Create a new container definition

  forwardauth:
    image: mesosphere/traefik-forward-auth
    networks:
      - webgateway
    environment:
      - SECRET=<signing-secret>
      - PROVIDER_URI=https://<your-domain>/auth/realms/btdev
      - CLIENT_ID=<client-id>
      - CLIENT_SECRET=<client-secret>
    labels:
      - "traefik.enable=true"
      - "traefik.docker.network=traefik_webgateway"
      - "traefik.http.services.forwardauth.loadbalancer.server.port=4181"
      - "traefik.http.routers.forwardauth.entrypoints=websecure"
      - "traefik.http.routers.forwardauth.rule=Path(`/_oauth`)"
      - "traefik.http.routers.forwardauth.middlewares=traefik-forward-auth"
      - "traefik.http.middlewares.traefik-forward-auth.forwardauth.address=http://forwardauth:4181"
      - "traefik.http.middlewares.traefik-forward-auth.forwardauth.authResponseHeaders=X-Forwarded-User"
      - "traefik.http.middlewares.traefik-forward-auth.forwardauth.trustForwardHeader=true"

This does a few things:

  1. Creates the ForwardAuth container with the needed configuration (via environment variables), defined as forwardauth in the router configuration
  2. Announces the container to Traefik and makes it accessible via any domain via the /_oauth path
  3. Defines a new middleware called traefik-forward-auth which will be used by other containers to route authentication requests through

You can also add the following labels if you are using SSL and are using a certresolver. In this case, it is labelled as cloudflare in the Traefik configuration. Replace with the certresolver name that you are using.

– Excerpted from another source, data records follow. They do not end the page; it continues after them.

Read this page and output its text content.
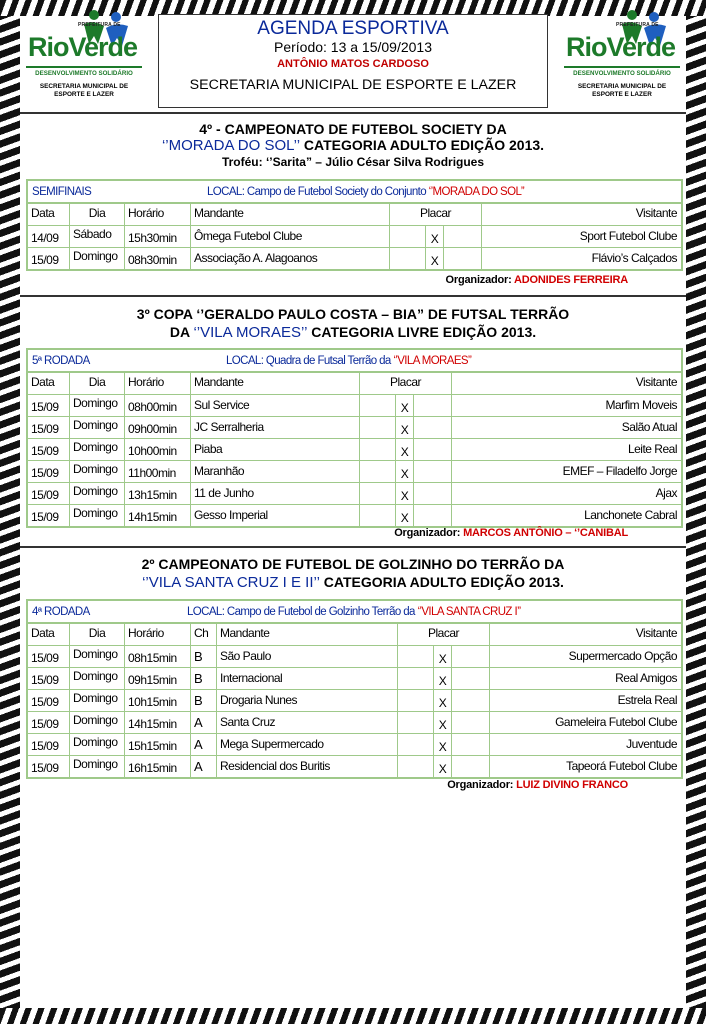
PREFEITURA DE
RioVerde
DESENVOLVIMENTO SOLIDÁRIO
SECRETARIA MUNICIPAL DE
ESPORTE E LAZER
AGENDA ESPORTIVA
Período: 13 a 15/09/2013
ANTÔNIO MATOS CARDOSO
SECRETARIA MUNICIPAL DE ESPORTE E LAZER
PREFEITURA DE
RioVerde
DESENVOLVIMENTO SOLIDÁRIO
SECRETARIA MUNICIPAL DE
ESPORTE E LAZER
4º - CAMPEONATO DE FUTEBOL SOCIETY DA
‘’MORADA DO SOL’’ CATEGORIA ADULTO EDIÇÃO 2013.
Troféu: ‘’Sarita” – Júlio César Silva Rodrigues
SEMIFINAIS	LOCAL: Campo de Futebol Society do Conjunto ‘’MORADA DO SOL’’
Data	Dia	Horário	Mandante	Placar	Visitante
14/09	Sábado	15h30min	Ômega Futebol Clube	X	Sport Futebol Clube
15/09	Domingo 08h30min	Associação A. Alagoanos	X	Flávio’s Calçados
Organizador: ADONIDES FERREIRA
3º COPA ‘’GERALDO PAULO COSTA – BIA” DE FUTSAL TERRÃO
DA ‘’VILA MORAES’’ CATEGORIA LIVRE EDIÇÃO 2013.
5ª RODADA	LOCAL: Quadra de Futsal Terrão da ‘’VILA MORAES”
Data	Dia	Horário	Mandante	Placar	Visitante
15/09	Domingo 08h00min	Sul Service	X	Marfim Moveis
15/09	Domingo 09h00min	JC Serralheria	X	Salão Atual
15/09	Domingo 10h00min	Piaba	X	Leite Real
15/09	Domingo 11h00min	Maranhão	X	EMEF – Filadelfo Jorge
15/09	Domingo 13h15min	11 de Junho	X	Ajax
15/09	Domingo 14h15min	Gesso Imperial	X	Lanchonete Cabral
Organizador: MARCOS ANTÔNIO – ‘’CANIBAL
2º CAMPEONATO DE FUTEBOL DE GOLZINHO DO TERRÃO DA
‘’VILA SANTA CRUZ I E II’’ CATEGORIA ADULTO EDIÇÃO 2013.
4ª RODADA	LOCAL: Campo de Futebol de Golzinho Terrão da ‘’VILA SANTA CRUZ I’’
Data	Dia	Horário	Ch Mandante	Placar	Visitante
15/09	Domingo 08h15min	B	São Paulo	X	Supermercado Opção
15/09	Domingo 09h15min	B	Internacional	X	Real Amigos
15/09	Domingo 10h15min	B	Drogaria Nunes	X	Estrela Real
15/09	Domingo 14h15min	A	Santa Cruz	X	Gameleira Futebol Clube
15/09	Domingo 15h15min	A	Mega Supermercado	X	Juventude
15/09	Domingo 16h15min	A	Residencial dos Buritis	X	Tapeorá Futebol Clube
Organizador: LUIZ DIVINO FRANCO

- "traefik.http.routers.traefik-forward-auth.tls=true"
- "traefik.http.routers.traefik-forward-auth.tls.certresolver=cloudflare"

Assign Middleware To Other Containers

For any container behind Traefik that you want to have protected by OIDC, add the following labels to it, then re-deploy that container:

- "traefik.http.routers.traefik-forward-auth.middlewares=traefik-forward-auth"

Debugging

Getting Extra Information

Set the LOG_LEVEL environment variable to debug or trace for additional log information, and then re-deploy your container.

Bad Gateway Error

You may receive an error where the error message "Bad Gateway" is displayed. This is likely accompanied by the URL having changed and having an error in it that mentions invalid scopes:

https://[example.com]/_oauth?error=invalid_scope&error_description=Invalid+scopes%3A+openid+profile+email+groups&state=[...]

To fix this, assign the client scopes defined in the error description in the URL, then try again. See the section "Assign client scopes for your client" above.

Changelog

  • 2021-08-01: Published.
  • 2022-01-16: Added section on assigning client scopes, based on provided feedback from @pbitante and @PierrePetit in the comments.